As the tutorials would change each term or semester (depending upon topic) so your timetable would, too. And to add to the fun, not everyone studied the same combination of subjects (there were only two of us taking my exact degree), which sometimes meant that finding a time that everyone could be in the same room together took a while. In fact, it wasn’t uncommon to spend the entire first tutorial (which would be set at a random time to suit the tutor) trying to find a time when everyone could attend. On one occasion, even these random tutorials clashed and I found myself spending a whole semester having to attend a ninety minute class which began at 5.30pm on a Tuesday.

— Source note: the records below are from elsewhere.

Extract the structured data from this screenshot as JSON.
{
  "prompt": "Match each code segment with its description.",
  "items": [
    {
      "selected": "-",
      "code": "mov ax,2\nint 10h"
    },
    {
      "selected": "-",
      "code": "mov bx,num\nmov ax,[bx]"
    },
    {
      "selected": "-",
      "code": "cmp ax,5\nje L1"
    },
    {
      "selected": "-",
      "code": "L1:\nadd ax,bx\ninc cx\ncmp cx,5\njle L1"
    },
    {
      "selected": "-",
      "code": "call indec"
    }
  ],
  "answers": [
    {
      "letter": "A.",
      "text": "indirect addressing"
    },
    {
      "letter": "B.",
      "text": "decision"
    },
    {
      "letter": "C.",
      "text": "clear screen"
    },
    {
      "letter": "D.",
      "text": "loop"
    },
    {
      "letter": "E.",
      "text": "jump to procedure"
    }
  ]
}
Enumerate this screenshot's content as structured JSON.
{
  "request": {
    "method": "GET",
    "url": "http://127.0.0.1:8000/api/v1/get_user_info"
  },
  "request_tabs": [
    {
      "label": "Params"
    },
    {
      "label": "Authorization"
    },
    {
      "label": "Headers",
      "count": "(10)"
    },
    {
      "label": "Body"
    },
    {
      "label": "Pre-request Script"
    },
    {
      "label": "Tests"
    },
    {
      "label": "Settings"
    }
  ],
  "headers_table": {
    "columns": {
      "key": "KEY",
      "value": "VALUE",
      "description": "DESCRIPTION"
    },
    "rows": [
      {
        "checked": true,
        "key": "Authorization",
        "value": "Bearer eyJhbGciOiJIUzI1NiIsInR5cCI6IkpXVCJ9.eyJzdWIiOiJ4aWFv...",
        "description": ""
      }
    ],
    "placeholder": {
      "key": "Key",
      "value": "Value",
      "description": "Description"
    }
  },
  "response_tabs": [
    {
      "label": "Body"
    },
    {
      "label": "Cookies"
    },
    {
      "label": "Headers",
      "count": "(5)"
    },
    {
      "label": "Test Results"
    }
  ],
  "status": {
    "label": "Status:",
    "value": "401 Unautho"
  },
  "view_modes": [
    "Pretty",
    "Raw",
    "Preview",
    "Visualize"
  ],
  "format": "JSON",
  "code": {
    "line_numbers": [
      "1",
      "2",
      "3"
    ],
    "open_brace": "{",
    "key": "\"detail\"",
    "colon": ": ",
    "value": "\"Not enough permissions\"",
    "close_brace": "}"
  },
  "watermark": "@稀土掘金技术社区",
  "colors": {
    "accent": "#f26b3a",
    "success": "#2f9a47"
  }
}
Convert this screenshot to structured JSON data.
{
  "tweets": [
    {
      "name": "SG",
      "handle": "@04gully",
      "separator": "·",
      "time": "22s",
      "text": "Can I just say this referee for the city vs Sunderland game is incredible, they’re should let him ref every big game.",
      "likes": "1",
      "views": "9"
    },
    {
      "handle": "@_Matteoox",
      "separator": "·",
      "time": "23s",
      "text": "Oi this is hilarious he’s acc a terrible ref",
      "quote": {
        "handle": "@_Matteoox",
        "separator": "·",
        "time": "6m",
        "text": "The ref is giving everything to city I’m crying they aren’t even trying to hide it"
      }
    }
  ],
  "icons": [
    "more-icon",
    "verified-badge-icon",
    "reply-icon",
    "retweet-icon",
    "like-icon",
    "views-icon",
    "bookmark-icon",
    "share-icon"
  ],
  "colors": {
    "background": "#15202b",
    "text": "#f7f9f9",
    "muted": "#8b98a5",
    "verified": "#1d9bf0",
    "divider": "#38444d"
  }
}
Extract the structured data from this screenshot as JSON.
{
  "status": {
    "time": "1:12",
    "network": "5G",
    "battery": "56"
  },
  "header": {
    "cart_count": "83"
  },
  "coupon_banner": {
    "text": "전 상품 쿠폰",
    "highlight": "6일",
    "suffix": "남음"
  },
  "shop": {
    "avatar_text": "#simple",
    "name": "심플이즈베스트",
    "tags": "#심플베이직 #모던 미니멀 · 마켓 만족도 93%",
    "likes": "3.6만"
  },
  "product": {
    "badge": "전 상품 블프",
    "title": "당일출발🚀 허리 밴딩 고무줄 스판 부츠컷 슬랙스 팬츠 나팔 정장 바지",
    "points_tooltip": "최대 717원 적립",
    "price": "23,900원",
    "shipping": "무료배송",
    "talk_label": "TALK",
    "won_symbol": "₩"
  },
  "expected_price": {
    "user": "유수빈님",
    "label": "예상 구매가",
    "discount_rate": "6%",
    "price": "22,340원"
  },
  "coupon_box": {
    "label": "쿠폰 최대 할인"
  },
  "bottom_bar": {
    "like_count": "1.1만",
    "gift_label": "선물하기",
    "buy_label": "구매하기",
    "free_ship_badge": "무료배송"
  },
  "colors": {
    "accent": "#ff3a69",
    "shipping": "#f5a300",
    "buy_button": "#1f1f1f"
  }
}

What I realised rather quickly was that there was very little communication between any of the individual departments. This meant that it was quite easy to schedule events to suit myself, simply by pretending that I had tutorials in my other subject at any inconvenient time that might be suggested. By this simple method, I eventually ended up packing the whole eight hours of teaching per week into the period between midday on Tuesday and midday on Thursday, leaving me with lots of time to do pretty much anything I wanted.
This tactic for some reason endeared me to one of the female students in one of my tutor groups, Angela, and we became friends – something helped by the fact that her best friend was in some of my classes for my other subject.
Another quaint thing which the university had at the time and which has since been overtaken by technology was something called the Publicity Circular or ‘Pub Circ’ as it was commonly known. This was a typewritten sheet – or sheets – which were distributed around the campus each lunchtime. The intention, obviously, was to publicise events taking place around the university, but for a small fee of something like two pence per word you could have your own message inserted in it.
For reasons which are no longer clear to me, Angela and I began sending each other messages through Pub Circ, referring to her as ‘Sid’ after a character in a popular series of commercials at the time.
Being more than a little dim, what I failed to realise was that this was all a form of flirting on Angela’s part – a precursor of the internet dating site, I guess – and so I did nothing about it at all, not even when she agreed to come dry slope skiing with me despite never having skied before.
Eventually, the penny did drop – but only because she came up to me at the Christmas Ball, demanded a Christmas kiss, and then didn’t let go of me all evening. I couldn’t believe my luck, put back my departure home at the end of term by a day to spend as much time with her as possible. And then she dumped me on the day she returned after Christmas. Which was pretty much the course of all of my relationships back in those days.